On the T4 form being a statement of remuneration paid, prepared by the appellant’s employer, Chamber, Might & Co. and supplied to the appellant in duplicate, one copy of which was attached by him to his income tax return for 1961, it was indicated that the appellant was employed for twelve months and that his salary or wages before deductions totalled $8,433.33. The appellant made corrections thereon in ink, changing the number of months employed from twelve to eight and one-half, substituting $6,529.53 as his total of salary or wages which he arrived at by deducting the sum of $1,903.80 from the sum of $8,433.33 and inserting the figure of $1,903.80 in a space on the form entitled ‘‘Lump Sum Payments’’. In a notation appended to his 1961 income tax return the appellant described the deduction of $1,903.80 as a ‘‘Settlement for Relocation’’.
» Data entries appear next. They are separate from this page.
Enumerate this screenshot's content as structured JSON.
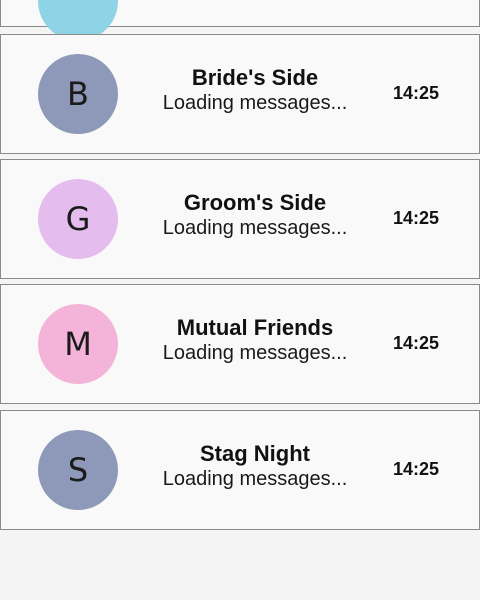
{
  "chats": [
    {
      "initial": "B",
      "name": "Bride's Side",
      "preview": "Loading messages...",
      "time": "14:25",
      "avatar_color": "#8e98b9"
    },
    {
      "initial": "G",
      "name": "Groom's Side",
      "preview": "Loading messages...",
      "time": "14:25",
      "avatar_color": "#e4bdee"
    },
    {
      "initial": "M",
      "name": "Mutual Friends",
      "preview": "Loading messages...",
      "time": "14:25",
      "avatar_color": "#f4b3d8"
    },
    {
      "initial": "S",
      "name": "Stag Night",
      "preview": "Loading messages...",
      "time": "14:25",
      "avatar_color": "#8e98b9"
    }
  ],
  "partial_avatar_color": "#8fd3e6"
}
Counsel for the appellant contended that the payment of $1,903.80 now in question, although prompted by the employeremployee relationship which had subsisted between the appellant and the legal firm until its abrupt termination on September 11, 1961, was a gift or benefaction of an exceptional kind, personal to the appellant and motivated by altruistic considerations of the former employer for the appellant’s wife and family.
I assume, as an original premise, that gifts, as such, are not chargeable to income tax. The important question, however, is whether the employment of the appellant was the source of the benefit received by him. It does not necessarily follow, as was pointed out by counsel for the appellant, from the fact that an amount is received by an employee from a firm by whom he was employed that it is chargeable to tax {vide Bridges v. Hewitt (1957), 37 T.C. 289. Whether a benefit received by a taxpayer was received by him ‘ ‘ in respect of, in the course of, or by virtue of the office or employment’’ must be considered in relation to the particular circumstances in which it was received.
Counsel for the Minister contended that the sum formed part of the appellant’s income from his office or employment by virtue of Sections 5(1) and 25 of the Income Tax Act because,
(1) it constituted salary, wages or other remuneration or other benefit received or enjoyed by him in respect of, in the course of, or by virtue of the office or employment, or
(2) it was an amount received by him from the legal firm on account of, or in lieu of payment of, or in satisfaction of an obligation arising out of an agreement made by the legal firm with the appellant immediately prior to the period that the appellant was in the employment of the firm and accordingly is deemed, for the purposes of Section 5, to be remuneration for the appellant’s services.
Alternatively counsel for the Minister contended that the sum is to be included in computing the appellant’s income by virtue of Section 6(1) (a) (v) as a retiring allowance within the meaning of Section 139(1) (aj) of the Act.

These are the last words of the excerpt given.